My recent trip to Amsterdam has really opened my eyes to something that I'm definitely lacking in my life - escapism.
I never escape. I'm constantly thinking, working, wondering, worrying, creating and even when I'm sat at my laptop watching Netflix, my mind is ticking over. Okay yes, Mental Health is definitely a big contributor to that, because well, my life isn't all Instagram pics and outfit posts, but at the same time, I think it's just what my life has become.

I'm basically self-employed when it comes to Blogging - I'm my own boss and so it's very difficult to just stop working. Plus the fact that with blogging, you actually never really stop working, it's a full time thing and well, I'm a workaholic. 

I love being on top of things, I hate falling behind and I'm super organised person. However, recently I've slipped a little and I feel so out of control with my blog and everything. I'm trying to improve my content, my photos and my social accounts, whilst also just trying to remain a happy person - it's tough. Things have been happening in my personal life lately and it's been difficult to be constantly posting positive instagram posts or organizing collaborations when I've had so many other things on my mind. My head literally felt like it was going to explode.



Amsterdam was my first trip away without my Parents. It was my first experience of being totally free and god damn, am I glad that I went. 

I had relied on my Mum constantly for basically 2 years not long ago and couldn't even leave the house without her and so, to be free and independent was absolutely amazing. You see, I'm both the baby of my family and of my friends, and so I think I've always felt like I don't really know what I'm doing or that I need to be looked after. And despite the fact that yes, I might be incredibly clumsy and nervous a lot of the time, I CAN actually survive on my own. 

I've always worried about the day I'd have to fend for myself - I'm rubbish with money, I panic any time I feel remotely lost anywhere and to be honest, I can be too nice for my own good sometimes. However, even though I was on holiday with my friends, I got a taste of what it would be like to do things myself and I loved it. It's triggered something inside me and for once, it's not something negative.

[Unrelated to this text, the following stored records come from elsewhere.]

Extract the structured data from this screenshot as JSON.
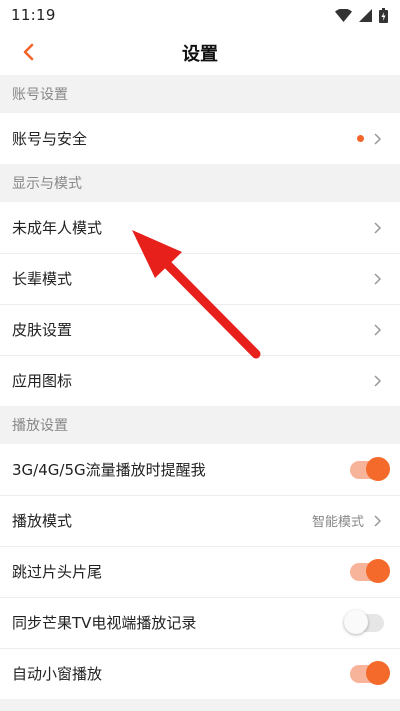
{
  "status_bar": {
    "time": "11:19"
  },
  "header": {
    "title": "设置"
  },
  "sections": [
    {
      "title": "账号设置"
    },
    {
      "title": "显示与模式"
    },
    {
      "title": "播放设置"
    }
  ],
  "rows": {
    "account_security": {
      "label": "账号与安全",
      "has_dot": true
    },
    "minor_mode": {
      "label": "未成年人模式"
    },
    "elder_mode": {
      "label": "长辈模式"
    },
    "skin_settings": {
      "label": "皮肤设置"
    },
    "app_icon": {
      "label": "应用图标"
    },
    "mobile_data_reminder": {
      "label": "3G/4G/5G流量播放时提醒我",
      "toggle": "on"
    },
    "play_mode": {
      "label": "播放模式",
      "value": "智能模式"
    },
    "skip_intro_outro": {
      "label": "跳过片头片尾",
      "toggle": "on"
    },
    "sync_tv_history": {
      "label": "同步芒果TV电视端播放记录",
      "toggle": "off"
    },
    "auto_mini_window": {
      "label": "自动小窗播放",
      "toggle": "on"
    }
  },
  "colors": {
    "accent": "#f46a2b",
    "toggle_track_on": "#f7b49a",
    "annotation_arrow": "#e8201c"
  }
}
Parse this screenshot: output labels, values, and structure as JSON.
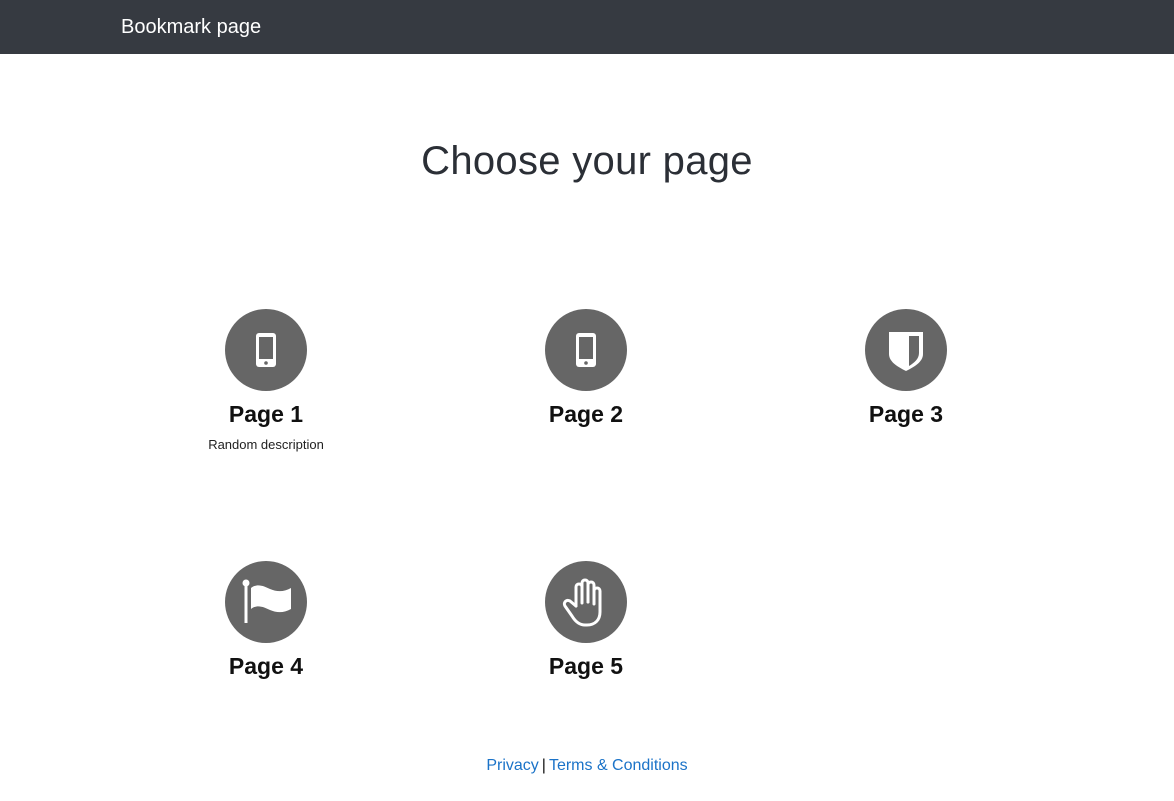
{
  "header": {
    "brand": "Bookmark page"
  },
  "main": {
    "title": "Choose your page",
    "tiles": [
      {
        "label": "Page 1",
        "description": "Random description",
        "icon": "mobile-phone-icon"
      },
      {
        "label": "Page 2",
        "icon": "mobile-phone-icon"
      },
      {
        "label": "Page 3",
        "icon": "shield-icon"
      },
      {
        "label": "Page 4",
        "icon": "flag-icon"
      },
      {
        "label": "Page 5",
        "icon": "hand-icon"
      }
    ]
  },
  "footer": {
    "privacy": "Privacy",
    "separator": "|",
    "terms": "Terms & Conditions"
  },
  "colors": {
    "navbar": "#363a41",
    "icon_circle": "#666666",
    "link": "#1b73c8"
  }
}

When I'm at home, I am very set in my ways, I like a good ol' daily routine and I love working. However, going on the a little trip away did me the world of good. It allowed me to forget about timings and work and just breathe. And as silly as it sounds, I sometimes feel like I forget to breathe and that's just a basic bodily function. It felt so good to be out of my house, of my country and just experience something new. I felt independent and yes, there were moments where things went a bit wrong or I thought how great it would be to be in my own bed, but honestly, it's the happiest I have felt in the past 6 months at least. 



And so, I've been thinking, it's good to get away. It's good to see something other than your bedroom walls, to break your routine, to be independent. I really needed to do it, I'd almost began to fall backwards a bit but it's opened my eyes up to see all of the opportunities that there are out there, what I could do with my life and where I could end up. Of course, it's good to work hard, I mean, how else am I going to achieve the things I'd like to? But, it's also good to take a step back and do something new, scare yourself, break your boundaries. Don't trap yourself in a repetitive cycle constantly - breathe

If I hadn't taken the plunge and gone on this trip, I'd never have had the best 3 days ever with my friends, visited somewhere I'd never been before, seen the culture and met some exciting people along the way. And now I know, it's good to take chances and I need to do it waaaaay more often. 



Photography: Annabel Smith

So, take my advice. If you're um-ing and ah-ing about a decision, consider what it could do for your happiness. Will you regret not doing it in a few years time? I know for a fact that if I hadn't have gone to Amsterdam, that I wouldn't have been given some of experiences that could potentially lead to incredible things and well, even if they don't, at least I took a chance.